Though often confused with green tomatoes, tomatillos are actually a relative of the tomato with a completely different flavor. Housed in a papery husk, the tomatillo lends a distinct tart flavor to green sauces and other dishes. Tomatillos are small, just a few inches in diameter and are best used while still green, before they fully ripen to golden or purple hues.
Tomatillos may have a sticky pectin like substance when the husk is first removed. If so, simply rinse with water and proceed to prepare. Tomatillos do not need to be peeled or seeded before use.
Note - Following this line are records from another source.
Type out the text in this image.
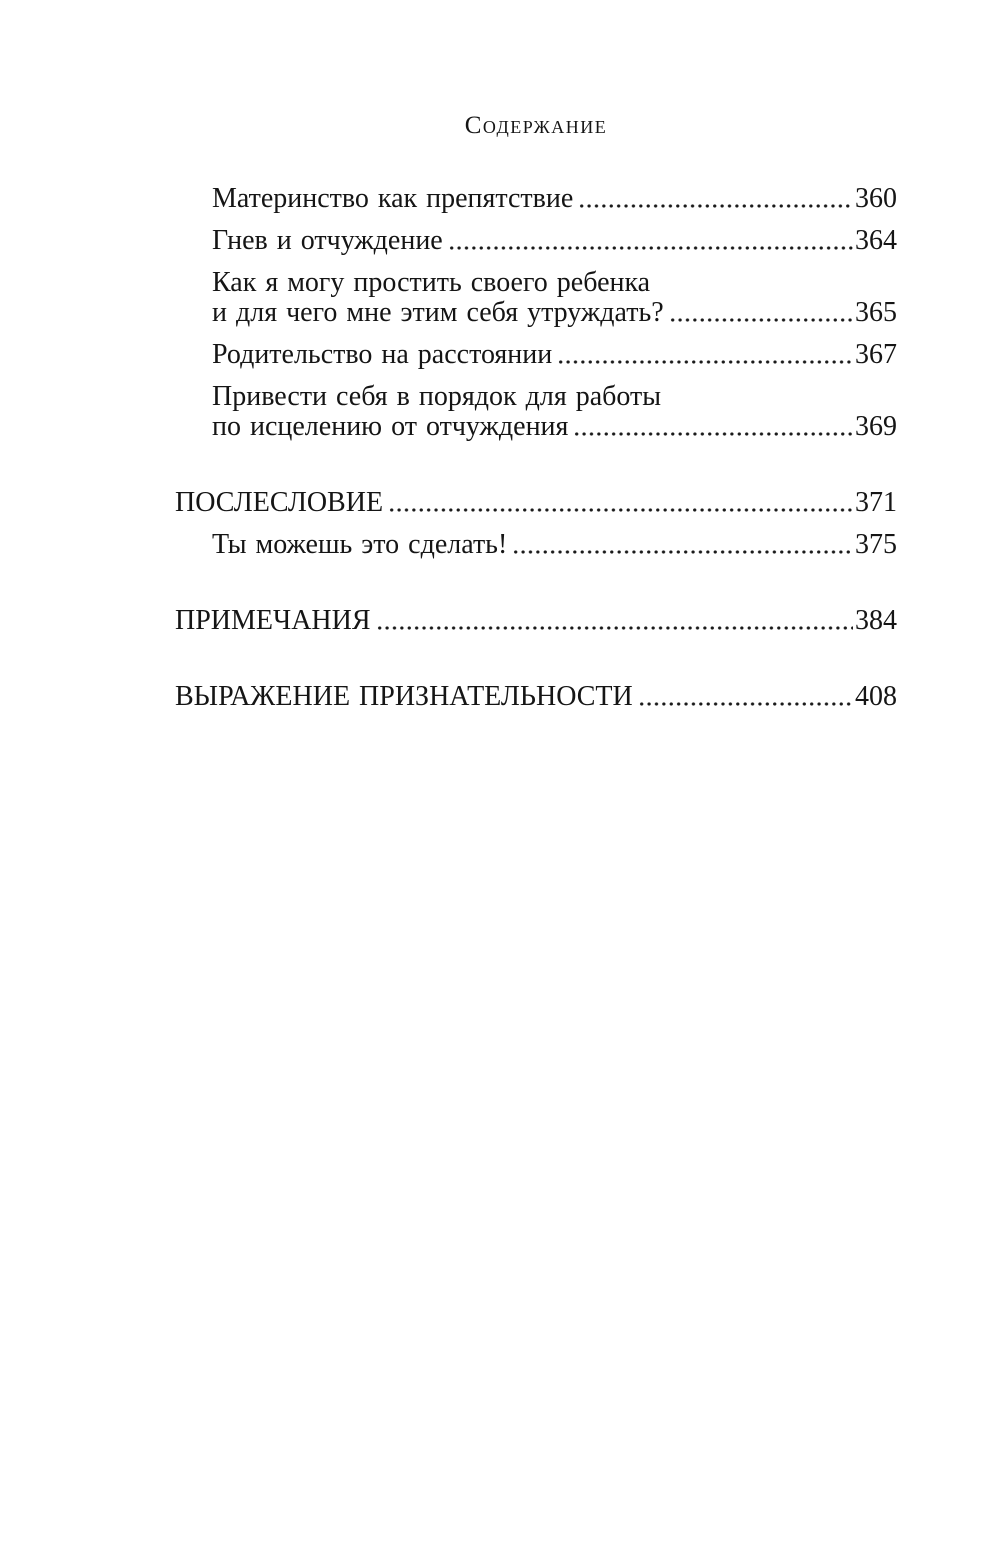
СОДЕРЖАНИЕ
Материнство как препятствие	360
Гнев и отчуждение	364
Как я могу простить своего ребенка
и для чего мне этим себя утруждать?	365
Родительство на расстоянии	367
Привести себя в порядок для работы
по исцелению от отчуждения	369
ПОСЛЕСЛОВИЕ	371
Ты можешь это сделать!	375
ПРИМЕЧАНИЯ	384
ВЫРАЖЕНИЕ ПРИЗНАТЕЛЬНОСТИ	408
To quickly remove husks from a large number of tomatillos, put them in boiling water for ten seconds and remove.
Tomatillos are an important ingredient in traditional Mexican cuisine. They pair well with spices like garlic, cumin, and cilantro. Roast them or cook them over the stove top to make green salsa–acidic tomatillos will balance the spice of hot peppers in salsas. They can be added to sandwiches like tomatoes, but with a more tart flavor or used in savory jams.
Tomatillos can be stored with their husks on in a plastic produce bag or paper bag in the fridge, or in the crisper drawer of the fridge for two to three weeks. To freeze, remove husks and place whole fruit into the freezer. When frozen tomatillos thaw they will be softer but can be used in salsas, soups, and jams.